BLACK RIVER FALLS, Wis. (WEAU) - On a hot summer day, all is quiet on Lake Wazee. The water looks almost Caribbean-like from above, but below the surface, an invisible secret that in the past week has made more than 200 people sick.
"We're thinking it's probably Norovirus, that's our suspicion at this time," said Christine Hovell, the Public Health Manager for Jackson County.
She says that is based on the symptoms being shown and some other findings.
"We've determined there's definitely a human fecal contaminate," Hovell said.
Couple that with what was a hot Fourth of July this year and it creates what she calls the perfect storm.
"We had a lot of people on the lake, we had somebody that probably contaminated the lake and it spreads very quickly through the water," she said.
Especially in shallow waters like at Lake Wazee's Beach and often times she says it spreads when people do not wash their hands, contaminating objects, others and even themselves.

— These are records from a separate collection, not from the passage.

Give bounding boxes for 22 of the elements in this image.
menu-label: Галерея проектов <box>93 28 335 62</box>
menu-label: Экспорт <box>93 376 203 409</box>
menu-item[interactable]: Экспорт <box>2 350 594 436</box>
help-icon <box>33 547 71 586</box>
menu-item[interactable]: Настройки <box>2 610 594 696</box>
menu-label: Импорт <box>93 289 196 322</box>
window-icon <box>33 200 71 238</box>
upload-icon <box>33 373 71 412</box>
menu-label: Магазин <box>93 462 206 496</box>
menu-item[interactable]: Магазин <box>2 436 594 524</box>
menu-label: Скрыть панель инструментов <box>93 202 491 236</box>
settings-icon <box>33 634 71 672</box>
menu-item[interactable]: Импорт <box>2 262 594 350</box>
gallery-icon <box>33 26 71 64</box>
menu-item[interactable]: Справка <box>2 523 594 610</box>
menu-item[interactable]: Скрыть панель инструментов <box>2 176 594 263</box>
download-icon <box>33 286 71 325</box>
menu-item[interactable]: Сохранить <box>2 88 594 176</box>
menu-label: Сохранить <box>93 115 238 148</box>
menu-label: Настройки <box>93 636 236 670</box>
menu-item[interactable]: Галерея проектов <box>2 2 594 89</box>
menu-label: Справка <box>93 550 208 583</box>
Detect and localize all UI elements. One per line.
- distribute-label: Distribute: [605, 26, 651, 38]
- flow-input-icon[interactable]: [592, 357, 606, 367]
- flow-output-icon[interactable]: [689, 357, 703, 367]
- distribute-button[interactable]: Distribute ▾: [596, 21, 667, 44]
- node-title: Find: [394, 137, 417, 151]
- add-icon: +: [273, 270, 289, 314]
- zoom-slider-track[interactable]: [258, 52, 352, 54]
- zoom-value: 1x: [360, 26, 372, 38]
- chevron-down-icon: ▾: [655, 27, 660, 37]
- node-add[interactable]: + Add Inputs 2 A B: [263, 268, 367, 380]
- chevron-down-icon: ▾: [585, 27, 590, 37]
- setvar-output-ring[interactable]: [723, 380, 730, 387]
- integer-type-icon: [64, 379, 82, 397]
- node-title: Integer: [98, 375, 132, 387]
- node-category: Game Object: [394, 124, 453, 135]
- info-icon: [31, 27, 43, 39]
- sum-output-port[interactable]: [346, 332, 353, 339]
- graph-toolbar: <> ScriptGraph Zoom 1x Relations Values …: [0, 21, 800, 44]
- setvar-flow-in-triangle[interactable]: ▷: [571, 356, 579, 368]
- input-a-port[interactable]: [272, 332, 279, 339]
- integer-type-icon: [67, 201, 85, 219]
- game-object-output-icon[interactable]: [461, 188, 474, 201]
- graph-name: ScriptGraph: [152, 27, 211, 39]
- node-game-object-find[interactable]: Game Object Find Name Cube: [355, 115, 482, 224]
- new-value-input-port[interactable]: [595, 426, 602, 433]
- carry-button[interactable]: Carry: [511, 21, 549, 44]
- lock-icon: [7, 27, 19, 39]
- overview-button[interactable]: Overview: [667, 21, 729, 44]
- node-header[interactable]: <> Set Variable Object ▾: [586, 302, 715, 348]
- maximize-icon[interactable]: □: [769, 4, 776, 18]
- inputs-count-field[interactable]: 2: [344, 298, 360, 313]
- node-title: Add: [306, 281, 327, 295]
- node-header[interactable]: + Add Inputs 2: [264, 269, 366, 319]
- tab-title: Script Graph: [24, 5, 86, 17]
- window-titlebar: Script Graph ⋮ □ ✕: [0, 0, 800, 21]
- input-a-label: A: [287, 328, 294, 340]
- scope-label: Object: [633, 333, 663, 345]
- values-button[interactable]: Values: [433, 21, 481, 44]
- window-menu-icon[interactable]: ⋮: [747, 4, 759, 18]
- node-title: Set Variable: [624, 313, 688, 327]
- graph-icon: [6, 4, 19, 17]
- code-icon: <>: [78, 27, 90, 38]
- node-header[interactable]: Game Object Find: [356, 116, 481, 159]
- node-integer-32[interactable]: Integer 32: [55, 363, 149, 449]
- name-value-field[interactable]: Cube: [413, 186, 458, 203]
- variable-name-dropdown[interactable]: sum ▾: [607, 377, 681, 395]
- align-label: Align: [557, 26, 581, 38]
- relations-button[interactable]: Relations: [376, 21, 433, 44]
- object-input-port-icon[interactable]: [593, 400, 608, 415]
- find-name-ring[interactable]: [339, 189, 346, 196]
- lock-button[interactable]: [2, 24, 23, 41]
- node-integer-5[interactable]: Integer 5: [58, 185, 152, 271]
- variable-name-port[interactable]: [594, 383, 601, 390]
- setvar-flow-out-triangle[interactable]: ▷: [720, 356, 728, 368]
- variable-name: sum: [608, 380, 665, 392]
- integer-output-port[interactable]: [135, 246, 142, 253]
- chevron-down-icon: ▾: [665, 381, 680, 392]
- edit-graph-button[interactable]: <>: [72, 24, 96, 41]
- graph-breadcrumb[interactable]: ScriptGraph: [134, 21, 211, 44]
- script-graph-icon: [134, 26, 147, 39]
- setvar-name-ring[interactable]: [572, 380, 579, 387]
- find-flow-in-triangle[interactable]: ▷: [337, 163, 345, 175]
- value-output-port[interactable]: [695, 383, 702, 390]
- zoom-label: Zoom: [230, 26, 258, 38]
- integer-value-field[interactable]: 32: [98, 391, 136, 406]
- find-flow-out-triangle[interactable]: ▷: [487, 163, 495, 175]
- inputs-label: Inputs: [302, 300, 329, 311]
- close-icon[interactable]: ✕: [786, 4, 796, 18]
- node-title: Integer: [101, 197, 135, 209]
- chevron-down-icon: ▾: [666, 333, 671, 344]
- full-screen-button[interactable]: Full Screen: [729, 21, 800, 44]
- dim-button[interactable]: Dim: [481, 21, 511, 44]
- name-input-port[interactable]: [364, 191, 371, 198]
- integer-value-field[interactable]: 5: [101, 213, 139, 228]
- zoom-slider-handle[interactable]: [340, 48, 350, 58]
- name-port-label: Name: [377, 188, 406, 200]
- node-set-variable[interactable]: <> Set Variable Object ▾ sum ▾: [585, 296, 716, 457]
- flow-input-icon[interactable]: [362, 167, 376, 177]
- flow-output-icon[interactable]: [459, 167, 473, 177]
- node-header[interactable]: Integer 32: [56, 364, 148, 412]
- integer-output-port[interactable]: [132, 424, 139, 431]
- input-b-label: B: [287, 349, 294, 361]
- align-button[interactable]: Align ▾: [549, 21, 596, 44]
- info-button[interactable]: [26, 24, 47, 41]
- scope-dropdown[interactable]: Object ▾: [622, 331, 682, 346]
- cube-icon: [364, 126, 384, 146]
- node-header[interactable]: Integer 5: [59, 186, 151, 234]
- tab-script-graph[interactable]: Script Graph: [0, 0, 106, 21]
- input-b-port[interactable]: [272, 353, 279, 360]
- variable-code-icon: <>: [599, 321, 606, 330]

"We didn't have a lot of hand washing going on before people ate their food, so we suspect it also spread from hand to mouth," Hovell added.
She says the problems at Lake Wazee are short-term. Natural elements already occurring in the water along with the ultra-violet rays from the sun will help clean Wazee out, making its clear blue water safe to swim in again.
And so for now, Hovell is urging people to stay out of the water for the weekend. Letting nature take its course.